On the way to another excellent season, Carlos Gonzalez hit .222 last August. You may not have noticed because it was hidden by his earlier numbers.
Josh Hamilton hit .204 this April. You definitely noticed.
Both months hurt you, the difference is perception. Hitters slump all the time. It’s just much more apparent when that ugly early-season total is staring you in the face every day, with no hot spells from previous months to camouflage it.
Was Matt Holliday broken when he hit .215 last April? How about Albert Pujols, who was sitting on a .217 AVG with zero home runs? Nope and nope. Both produced roughly as expected once April passed.
I assure you, at the end of the season, April will mean almost exactly as much the other months do.
Let’s take a look at some of fantasy’s biggest disappointments through April and see what their bad month means:
Ike Davis – Two signs point to a turnaround. First, he’s swinging at fewer pitches out of the zone than ever before. Second, for a guy who hits a fair amount of line drives, Davis’ .189 BABIP (Batting Average on Balls In Play) is very unlucky.

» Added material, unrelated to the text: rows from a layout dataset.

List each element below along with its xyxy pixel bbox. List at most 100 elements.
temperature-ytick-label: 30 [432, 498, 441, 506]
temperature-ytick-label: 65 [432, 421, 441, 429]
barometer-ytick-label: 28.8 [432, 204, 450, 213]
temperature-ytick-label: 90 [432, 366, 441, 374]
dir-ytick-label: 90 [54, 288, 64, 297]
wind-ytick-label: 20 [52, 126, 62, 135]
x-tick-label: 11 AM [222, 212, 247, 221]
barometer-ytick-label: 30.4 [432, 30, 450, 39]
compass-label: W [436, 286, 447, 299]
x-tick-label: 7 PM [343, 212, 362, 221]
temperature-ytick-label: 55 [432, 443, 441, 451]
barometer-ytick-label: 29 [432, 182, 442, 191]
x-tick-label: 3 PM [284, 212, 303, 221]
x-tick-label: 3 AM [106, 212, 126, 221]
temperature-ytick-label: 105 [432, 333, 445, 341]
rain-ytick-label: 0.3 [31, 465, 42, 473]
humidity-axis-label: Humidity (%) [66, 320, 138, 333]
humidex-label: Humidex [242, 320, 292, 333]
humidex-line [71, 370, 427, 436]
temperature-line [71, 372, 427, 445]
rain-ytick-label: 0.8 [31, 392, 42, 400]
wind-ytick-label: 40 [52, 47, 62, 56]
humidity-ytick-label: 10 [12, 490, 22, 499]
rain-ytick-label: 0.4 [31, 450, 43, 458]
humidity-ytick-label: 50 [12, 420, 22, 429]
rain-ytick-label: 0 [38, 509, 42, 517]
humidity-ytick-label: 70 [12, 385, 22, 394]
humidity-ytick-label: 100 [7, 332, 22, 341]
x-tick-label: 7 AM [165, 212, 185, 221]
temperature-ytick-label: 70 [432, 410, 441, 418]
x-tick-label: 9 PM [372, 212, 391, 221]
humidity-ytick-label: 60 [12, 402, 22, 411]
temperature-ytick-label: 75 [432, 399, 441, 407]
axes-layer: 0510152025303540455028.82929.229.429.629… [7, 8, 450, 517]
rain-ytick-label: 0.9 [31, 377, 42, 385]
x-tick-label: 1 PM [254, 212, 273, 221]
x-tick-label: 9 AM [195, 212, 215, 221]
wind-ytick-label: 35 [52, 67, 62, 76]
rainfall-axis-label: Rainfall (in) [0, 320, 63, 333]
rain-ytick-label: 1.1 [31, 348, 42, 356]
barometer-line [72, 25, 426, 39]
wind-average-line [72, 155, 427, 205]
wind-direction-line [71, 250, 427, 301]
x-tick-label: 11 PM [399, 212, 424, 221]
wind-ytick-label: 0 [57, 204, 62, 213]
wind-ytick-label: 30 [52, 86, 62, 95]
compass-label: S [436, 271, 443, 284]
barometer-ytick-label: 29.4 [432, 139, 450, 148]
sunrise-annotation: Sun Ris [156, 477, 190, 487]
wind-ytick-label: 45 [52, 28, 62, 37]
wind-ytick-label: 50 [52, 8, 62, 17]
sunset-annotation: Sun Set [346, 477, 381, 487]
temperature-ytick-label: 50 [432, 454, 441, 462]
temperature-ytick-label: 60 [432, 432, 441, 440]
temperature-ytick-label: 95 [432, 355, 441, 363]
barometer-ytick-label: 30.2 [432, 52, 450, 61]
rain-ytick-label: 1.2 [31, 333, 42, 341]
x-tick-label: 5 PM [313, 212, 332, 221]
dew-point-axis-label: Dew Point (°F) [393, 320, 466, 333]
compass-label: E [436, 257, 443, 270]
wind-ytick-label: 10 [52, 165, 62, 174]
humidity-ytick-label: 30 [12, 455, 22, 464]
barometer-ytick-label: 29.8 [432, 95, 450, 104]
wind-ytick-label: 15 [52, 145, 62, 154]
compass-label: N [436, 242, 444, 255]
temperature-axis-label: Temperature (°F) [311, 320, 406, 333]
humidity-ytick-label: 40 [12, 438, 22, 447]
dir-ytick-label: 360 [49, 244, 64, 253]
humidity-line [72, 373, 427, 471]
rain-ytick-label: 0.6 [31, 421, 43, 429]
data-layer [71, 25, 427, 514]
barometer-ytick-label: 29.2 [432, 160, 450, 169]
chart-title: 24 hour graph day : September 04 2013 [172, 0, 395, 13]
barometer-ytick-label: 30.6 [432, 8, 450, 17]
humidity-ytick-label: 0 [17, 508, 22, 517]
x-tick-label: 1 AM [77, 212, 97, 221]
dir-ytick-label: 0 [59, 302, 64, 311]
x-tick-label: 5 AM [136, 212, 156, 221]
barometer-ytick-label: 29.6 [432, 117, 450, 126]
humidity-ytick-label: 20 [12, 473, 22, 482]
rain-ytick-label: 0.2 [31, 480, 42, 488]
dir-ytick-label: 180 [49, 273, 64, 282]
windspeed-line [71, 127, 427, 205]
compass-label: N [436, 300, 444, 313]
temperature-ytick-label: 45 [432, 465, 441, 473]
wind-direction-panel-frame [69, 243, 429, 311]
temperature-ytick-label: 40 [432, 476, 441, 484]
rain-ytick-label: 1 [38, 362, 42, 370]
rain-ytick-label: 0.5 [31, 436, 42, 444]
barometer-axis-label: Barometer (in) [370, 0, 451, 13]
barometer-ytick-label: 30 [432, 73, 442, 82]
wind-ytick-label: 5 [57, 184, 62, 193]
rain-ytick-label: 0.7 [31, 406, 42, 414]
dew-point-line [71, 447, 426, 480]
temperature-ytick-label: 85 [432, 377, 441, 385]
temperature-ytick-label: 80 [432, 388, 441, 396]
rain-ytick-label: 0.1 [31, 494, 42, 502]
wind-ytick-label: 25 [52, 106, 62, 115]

This looks like another (extremely) cold streak from Davis, not a sudden decline in skills. Bench him if you have the space and wait this out.
Josh Hamilton – Hamilton, the Grand Poobah of streakiness, hit .223 in June and .177 in July last year. Despite those long stretches of struggle, he finished with outstanding numbers.
While he is swinging more, Hamilton is making contact with more pitches than he did last season. His .260 BABIP is more than 70 points under his career average.
It isn’t all sunshine and ponies: His overall approach has degraded the past two seasons and a move from an offensive park in Texas to a run-suppressing environment with the Angels will likely hurt his numbers slightly. However, April looks like more of a cold streak than a complete collapse of skills.
Anthony Rizzo – It’s been a weird start for Rizzo. His eight home runs are outstanding. His .224 AVG… not so much. Rizzo has essentially flipped his groundball and fly ball rates from last season, so the power looks legit. With a strikeout rates, Rizzo may not be able to approach the .285 AVG from 2012. But fantasy owners can expect more power.
Giancarlo Stanton – As frustrating as Stanton has been this season (three home runs, nine RBI, .227 AVG), it is similar or better than last April (one home run, nine RBI, .247 AVG). More importantly than the raw numbers, Stanton’s weak lineup is forcing him to learn some plate discipline and actually take a walk occasionally. Stanton’s BB/K last April: 0.20. This April: 0.46.
Alas, Stanton’s hamstring injury will likely sideline him for a bit. Even so, try to buy low since Stanton’s rare power means he is still capable of approaching 40 home runs.
Jose Bautista – Bautista’s .152 BABIP is definitely unlucky, but it might not rise as much as you’d think. He produced a .215 BABIP last year and has a career .268 mark.
The red flag is his 24.4 strikeout rate. Bautista hasn’t had a month with a rate that high since May of 2009 – before he turned into the Jose Bautista fantasy owners know and love.
The good news lies in Bautista’s monster 2010 campaign when he hit .213 in April. Clearly he’s more than capable of overcoming a slow start. Because of that spiking strikeout rate, this is only a lukewarm endorsement for Bautista’s rebound.
B.J. Upton – Good news: Upton’s .175 BABIP is bound to get better. Bad news: While Upton is seeing the highest rate of pitches in the strike zone of his career, he’s making contact with just 74.4 percent of them – one of the worst rates in baseball. Pitchers aren’t afraid to challenge him, and he isn’t making them pay for that approach.
Upton hasn’t shown himself to be a slow starter either. His career .256 AVG for April is the second best of any month.
Colby Rasmus – Rasmus has one of the highest swinging strike rates and the single worst contact rate in baseball. He appears to have regressed badly. After more than 2,300 at-bats in the majors, it might be time to stop hoping for more.